Friday, August 27, 2010

Aquinas, father of socialism

Now, according to the natural order instituted by divine providence, material goods are provided for the satisfaction of human needs. Therefore the division and appropriation of property, which proceeds from human law, must not hinder the satisfaction of man's necessity from such goods. Equally, whatever a man has in superabundance is owed, of natural right, to the poor for their sustenance. So Ambrosius says, and it is also to be found in the Decretum Graziani "The bread which you withhold belongs to the hungry; the clothing you shut away, to the naked; and the money you bury in the earth is the redemption and freedom of the penniless."

This is my favorite bit from Singer's "Famine, Affluence, and Morality", but it's not Singer. It's St. Thomas Aquinas. I guess that means that Catholicism is socialism.

UPDATE
Somehow this gets lost in translation. No, I don't think the passage above is any sort of evidence that Aquinas is advocating socialism. He's advocating "socialism", which, as far as I can tell, is not socialism but basically stuff that Beck doesn't like. So, it's more like goodness.

9 comments:

Degenerate & Close Personal Friend said...

That is also my favorite bit of FAM! Particularly effective when teaching the paper to kids at Catholic universities. . . but works elsewhere too.

Anonymous said...

Erm, maybe it's just me, but you seem to be making something like the following inference:

We ought to do X. Therefore, the state ought to do X.

But that hardly follows. Even if one agrees with Aquinas (and Jesus!) that we have serious obligations to the material needs of our fellow humans, nothing at all follows about the role of the *state* in discharging those obligations. To make any such inference is to be blind to the many options in the private sector.
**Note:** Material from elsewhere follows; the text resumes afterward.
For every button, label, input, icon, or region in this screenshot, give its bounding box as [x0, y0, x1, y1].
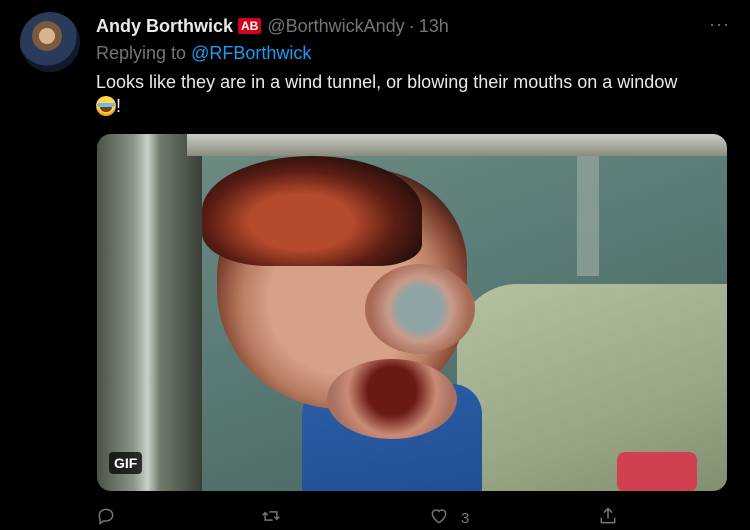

Like, you know, for example, maybe the church, with which Aquinas was well familiar.

I worry that this blind spot is what leads many people toward the left side of the political spectrum. "Something must be done! Therefore, the government should do something."

Anonymous said...

And, btw, the following bit only says that the state should not HINDER us discharging our obligations to our fellow humans. It doesn't say that the state should actively bring it about that we discharge our obligations:

"the division and appropriation of property, which proceeds from human law, must not hinder the satisfaction of man's necessity from such goods."
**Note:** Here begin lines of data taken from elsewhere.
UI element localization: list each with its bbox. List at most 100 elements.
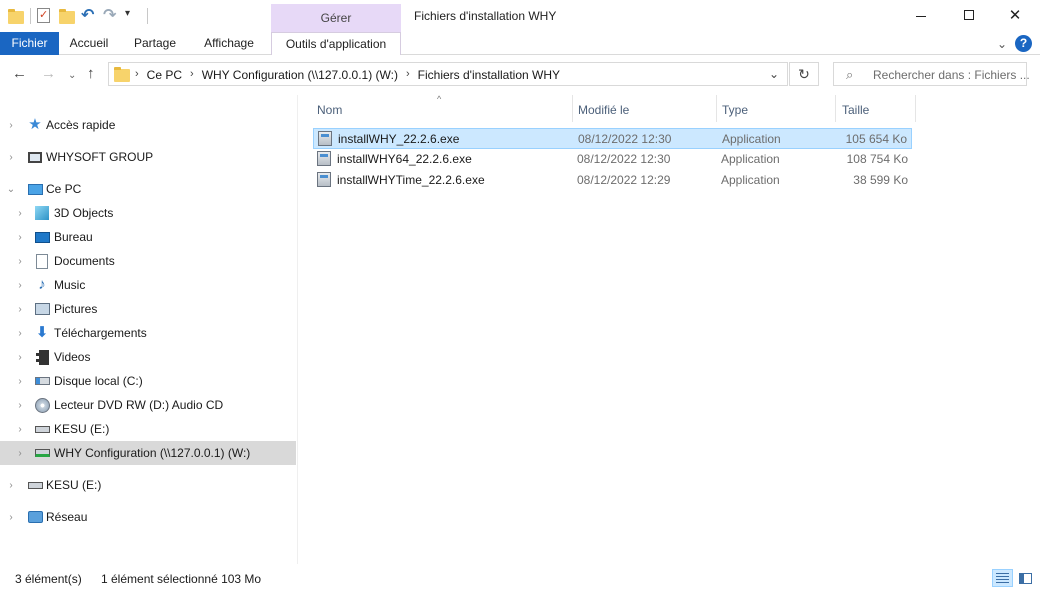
breadcrumb-separator-icon[interactable]: › [135,68,139,82]
breadcrumb-fichiers-installation[interactable]: Fichiers d'installation WHY [418,68,560,82]
nav-item-why-configuration[interactable]: › WHY Configuration (\\127.0.0.1) (W:) [0,441,296,465]
column-divider[interactable] [915,95,916,122]
recent-locations-chevron-icon[interactable]: ⌄ [68,68,76,84]
expand-chevron-icon[interactable]: › [15,208,25,219]
expand-chevron-icon[interactable]: › [15,352,25,363]
nav-item-whysoft-group[interactable]: › WHYSOFT GROUP [0,145,296,169]
network-folder-icon [27,149,43,165]
undo-icon[interactable]: ↶ [81,8,97,24]
file-name: installWHY_22.2.6.exe [338,132,460,146]
contextual-group-gerer: Gérer [271,4,401,32]
tab-affichage[interactable]: Affichage [194,32,264,55]
nav-item-label: Videos [54,350,91,364]
tab-accueil[interactable]: Accueil [60,32,118,55]
properties-icon[interactable] [37,8,53,24]
expand-chevron-icon[interactable]: › [15,232,25,243]
minimize-button[interactable] [898,0,944,31]
nav-item-documents[interactable]: › Documents [0,249,296,273]
folder-icon [114,67,130,82]
maximize-button[interactable] [946,0,992,31]
column-header-modifie-le[interactable]: Modifié le [578,103,629,117]
expand-chevron-icon[interactable]: › [15,280,25,291]
file-name: installWHY64_22.2.6.exe [337,152,472,166]
breadcrumb-why-configuration[interactable]: WHY Configuration (\\127.0.0.1) (W:) [202,68,398,82]
nav-item-label: Téléchargements [54,326,147,340]
tab-partage[interactable]: Partage [126,32,184,55]
column-header-taille[interactable]: Taille [842,103,869,117]
network-drive-icon [34,445,50,461]
expand-chevron-icon[interactable]: › [6,512,16,523]
column-divider[interactable] [572,95,573,122]
breadcrumb: › Ce PC › WHY Configuration (\\127.0.0.1… [135,68,560,82]
breadcrumb-ce-pc[interactable]: Ce PC [147,68,182,82]
table-row[interactable]: installWHYTime_22.2.6.exe 08/12/2022 12:… [313,170,912,191]
nav-item-disque-local[interactable]: › Disque local (C:) [0,369,296,393]
expand-chevron-icon[interactable]: › [15,304,25,315]
large-icons-view-icon [1019,572,1032,584]
collapse-chevron-icon[interactable]: ⌄ [6,184,16,195]
star-icon: ★ [28,116,42,133]
setup-file-icon [318,131,334,147]
forward-arrow-icon[interactable]: → [41,66,56,82]
expand-chevron-icon[interactable]: › [15,256,25,267]
downloads-icon: ⬇ [35,324,49,341]
file-type: Application [721,173,780,187]
videos-icon [34,349,50,365]
nav-item-telechargements[interactable]: › ⬇ Téléchargements [0,321,296,345]
tab-fichier[interactable]: Fichier [0,32,59,55]
nav-item-3d-objects[interactable]: › 3D Objects [0,201,296,225]
expand-chevron-icon[interactable]: › [6,120,16,131]
nav-item-videos[interactable]: › Videos [0,345,296,369]
nav-item-kesu-root[interactable]: › KESU (E:) [0,473,296,497]
large-icons-view-button[interactable] [1015,569,1036,587]
nav-item-kesu[interactable]: › KESU (E:) [0,417,296,441]
nav-item-bureau[interactable]: › Bureau [0,225,296,249]
address-bar[interactable]: › Ce PC › WHY Configuration (\\127.0.0.1… [108,62,788,86]
expand-chevron-icon[interactable]: › [6,152,16,163]
new-folder-icon[interactable] [59,8,75,24]
search-input[interactable]: ⌕ Rechercher dans : Fichiers ... [833,62,1030,86]
ribbon-tabs: Fichier Accueil Partage Affichage Outils… [0,32,1040,56]
file-list: ^ Nom Modifié le Type Taille installWHY_… [300,94,1040,564]
expand-ribbon-chevron-icon[interactable]: ⌄ [997,37,1007,51]
nav-item-label: 3D Objects [54,206,114,220]
refresh-button[interactable]: ↻ [789,62,819,86]
tab-outils-application[interactable]: Outils d'application [271,32,401,56]
nav-item-label: Disque local (C:) [54,374,143,388]
navigation-bar: ← → ⌄ ↑ › Ce PC › WHY Configuration (\\1… [0,55,1040,95]
expand-chevron-icon[interactable]: › [15,328,25,339]
column-header-type[interactable]: Type [722,103,748,117]
pictures-icon [34,301,50,317]
table-row[interactable]: installWHY_22.2.6.exe 08/12/2022 12:30 A… [313,128,912,149]
column-divider[interactable] [716,95,717,122]
redo-icon[interactable]: ↷ [103,8,119,24]
nav-item-ce-pc[interactable]: ⌄ Ce PC [0,177,296,201]
folder-icon[interactable] [8,8,24,24]
search-icon: ⌕ [846,67,854,82]
nav-item-lecteur-dvd[interactable]: › Lecteur DVD RW (D:) Audio CD [0,393,296,417]
details-view-button[interactable] [992,569,1013,587]
up-arrow-icon[interactable]: ↑ [87,66,95,82]
expand-chevron-icon[interactable]: › [15,424,25,435]
back-arrow-icon[interactable]: ← [12,66,27,82]
nav-item-pictures[interactable]: › Pictures [0,297,296,321]
customize-dropdown-icon[interactable]: ▾ [125,8,141,24]
nav-item-music[interactable]: › ♪ Music [0,273,296,297]
breadcrumb-separator-icon[interactable]: › [190,68,194,82]
breadcrumb-separator-icon[interactable]: › [406,68,410,82]
table-row[interactable]: installWHY64_22.2.6.exe 08/12/2022 12:30… [313,149,912,170]
address-dropdown-chevron-icon[interactable]: ⌄ [769,67,779,81]
navigation-pane: › ★ Accès rapide › WHYSOFT GROUP ⌄ Ce PC… [0,95,298,564]
network-icon [27,509,43,525]
nav-item-reseau[interactable]: › Réseau [0,505,296,529]
expand-chevron-icon[interactable]: › [6,480,16,491]
column-header-nom[interactable]: Nom [317,103,342,117]
expand-chevron-icon[interactable]: › [15,448,25,459]
expand-chevron-icon[interactable]: › [15,400,25,411]
nav-item-acces-rapide[interactable]: › ★ Accès rapide [0,113,296,137]
column-divider[interactable] [835,95,836,122]
expand-chevron-icon[interactable]: › [15,376,25,387]
close-button[interactable]: ✕ [992,0,1038,31]
help-icon[interactable]: ? [1015,35,1032,52]
refresh-icon: ↻ [798,66,810,82]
So, no, Aquinas is not the father of socialism. But that you think so tells us much about you, and the hasty inferences you're prone to make with respect to politics. ;-)

Matt said...

This is an interesting bit from Aquinas, but I'm skeptical that there's anything 'socialist' about it. In the context of the text, he's arguing that for someone in dire necessity to take from someone who has excess resources is not theft.
What, exactly, does this have to do with socialism?

Clayton said...

Dear Anon & Matt,

I thought the link to the Beck article would have made this clearer, but I don't think Aquinas is defending any form of socialism. Basically, I don't think he's doing it for the reasons you've stated _and_ I don't think he'd be doing it even if he advocated the use of the state to achieve ends he is telling us we ought to pursue. This was a poke at Beck.

Matt said...

Thanks for the clarification, Clayton, I didn't get a chance to follow the link.

Anonymous said...

Anon: The passage doesn't just say that we ought to give to the poor. It says that we *owe* what we have in abundance to them. That seems like a different claim. And the quote from Graziani explicitly says that the poor have property rights to these things. I'm not necessarily agreeing with Aquinas here, but these claims, if true, do provide grounds for state action - unlike the bare ought claim. At least, they do this if it's the state's business to secure our rights.

Anonymous said...

It is now incredibly obvious to me who Degenerate & Close Personal Friend is, but don't worry, your secret is safe with me.

What surprises me about this passage from Aquinas is that people are surprised by it. What do they think Aquinas is -- some defender of individualistic property rights? Where would anyone get this idea?

Brandon said...

Unfortunately, I'm pretty sure Beck would have no problem taking that next step; and more, no doubt, if Catholics weren't as populous as they are today. People like him didn't shy from calling Catholics Communists a couple of generations ago. Demagoguery never fundamentally changes.

On Anonymous's suggestion that Aquinas's statement here suggests state action, I'm not sure it does. The whole point arises because Aquinas (as in the passage here) holds that private property presupposes common use: everything is for everyone to use according to need. But he argues, on the basis of common use, that this common property (so to speak) is best taken care of by dividing up the responsibility for it; and this applies to distribution as well. The very next sentence after the quotation says that because there are so many in need that many different sources need to be used, the best thing is for people to be helped by the initiative of the property-holders, except in the case of urgent emergencies.

On the other hand, since Aquinas doesn't think that the purpose of the government is to secure rights but the broader end of making people virtuous to the limited extent this can be done by external sanction without causing serious problems, there is room for quite a bit of government intervention on his view, for other reasons.